In an increasingly despairing world where are we going to find hope?  War rages.  Threats abound.  Cherished beliefs are mocked.  Traditional values crumble.  Our once dominant worldview is marginalized.  Where do we turn?  Well, we find some help from a wise old man.  He wasn’t a king or philosopher.  He was not a sage or guru.  He was a fisherman.  A man who traveled the road of despair but joyously found a way out.  His name was Peter.  Our text this evening is found in 1 Peter 1.

Text: 1 Peter 1:3-12

Peter was a follower of Jesus.
He came to Jesus through the efforts of his brother Andrew.
Andrew came to Peter and said, “Come, we’ve found the Messiah.”
Peter was unique among the apostles.
He was a mixture of courage and daring yet he lacked consistency.
He was quick to speak but often slow to think!

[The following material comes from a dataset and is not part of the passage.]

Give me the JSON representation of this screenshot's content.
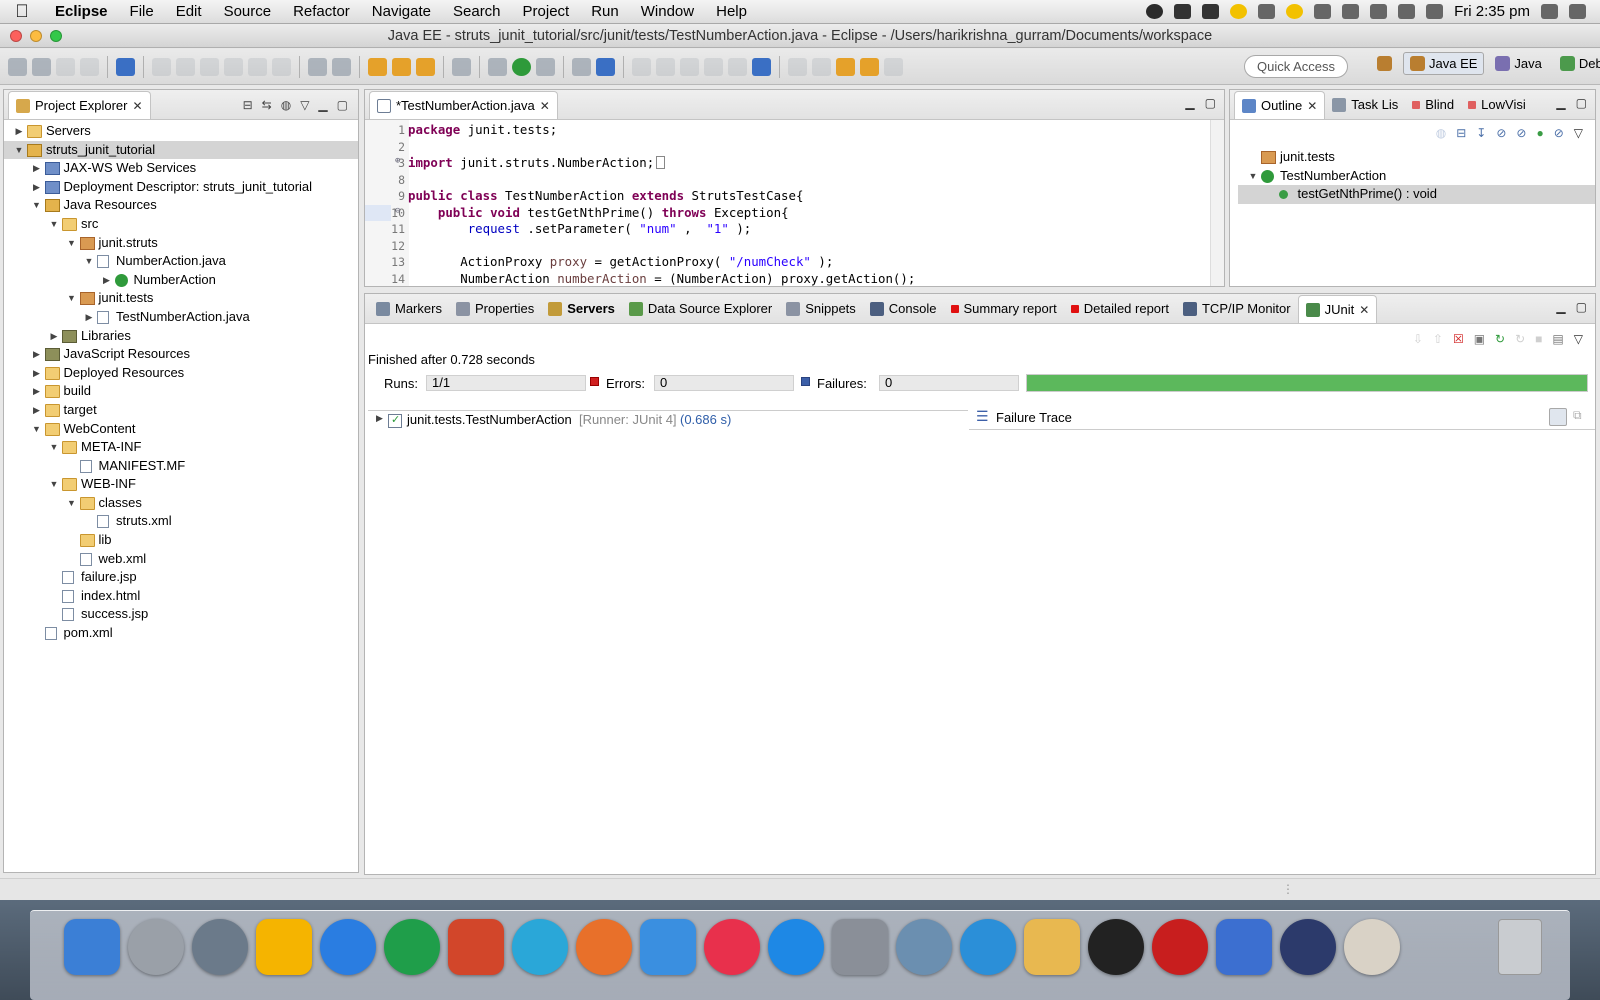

It is hard to imagine Peter’s pain as a result of denying Jesus.
Immediately he went out and wept bitterly.
We can only imagine the pain of seeing his Lord crucified.
The despair of seeing his lifeless body limp on the cross.
And then came that word – “I am alive.  Go.  Tell my disciples and Peter.”

Hope was reborn in the heart of that despairing, defeated disciple.
Now, years later, as an old man he is writing to believers in the face of despair.
Persecution, pain and suffering await them.
Peter says to these hurting, struggling believers, “There is hope.”

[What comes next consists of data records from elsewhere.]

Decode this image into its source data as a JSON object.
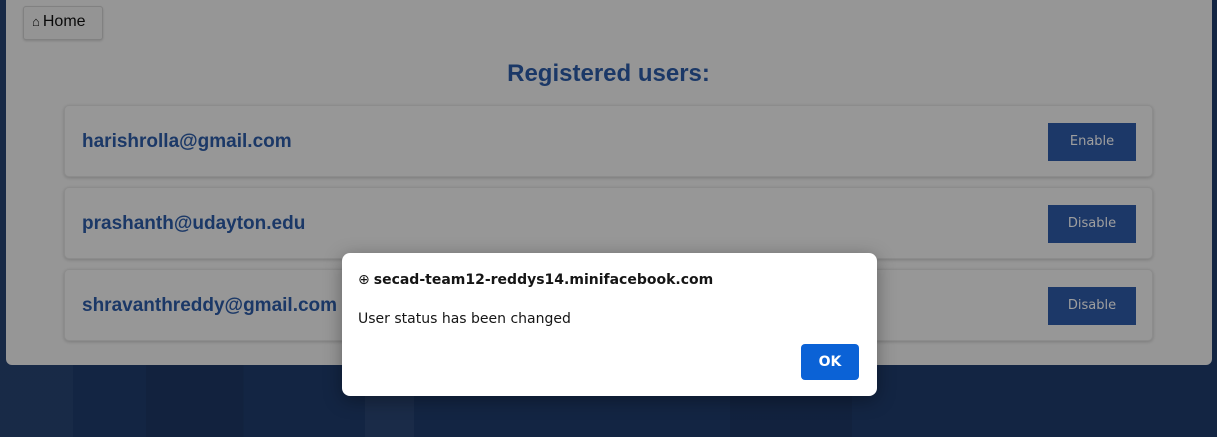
{
  "nav": {
    "home_icon": "⌂",
    "home_label": "Home"
  },
  "page": {
    "title": "Registered users:"
  },
  "users": [
    {
      "email": "harishrolla@gmail.com",
      "action": "Enable"
    },
    {
      "email": "prashanth@udayton.edu",
      "action": "Disable"
    },
    {
      "email": "shravanthreddy@gmail.com",
      "action": "Disable"
    }
  ],
  "dialog": {
    "origin_icon": "globe-icon",
    "origin": "secad-team12-reddys14.minifacebook.com",
    "message": "User status has been changed",
    "ok_label": "OK"
  },
  "colors": {
    "accent": "#2c5ba6",
    "button": "#2e5ba8",
    "ok_button": "#0b62d6",
    "page_bg": "#1f3c6d"
  }
}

The words of Peter echo through the centuries bringing encouragement and life to embattled believers today.  His words, inspired of the Holy Spirit remind us that:

Thesis: Hope is the birthright of the child of God.

I know there are those who do not believe that “doctrine” is practical.  I know there are those who prefer messages that deal with “real life issues” but consider this.  Peter is writing to a group of folks who are in desperate times.  Facing life and death issues and he begins by making a profound doctrinal statement about the nature of salvation! 

And by the way he doesn’t talk to them about salvation because they are going to need it after they die but because they are going to need it in order to live!

There are four things I want you to see related to our hope in Christ.

  1. Our hope is anchored in God’s gracious work of redemption.  (1:3-5)
  2. Our hope is fortified through adversity.  (1:6-7)
  3. Our hope is secured by saving  faith.  (1:8-9)
  4. Our hope has been the focus of God’s progressive revelation.  (1:10-12)

Conclusion:

This is our hope.  Regardless of circumstance.  Regardless of how troublesome life may be – there is hope for the child of God.  There is peace and security in Christ.  This is the birthright of the child of God.

Hope that is anchored in God’s gracious work of redemption.
Hope that is fortified by trial.
Hope that is secured through saving faith.
And hope that has been the focus of God’s progressive revelation.
Take heart child of God – rejoice in your salvation.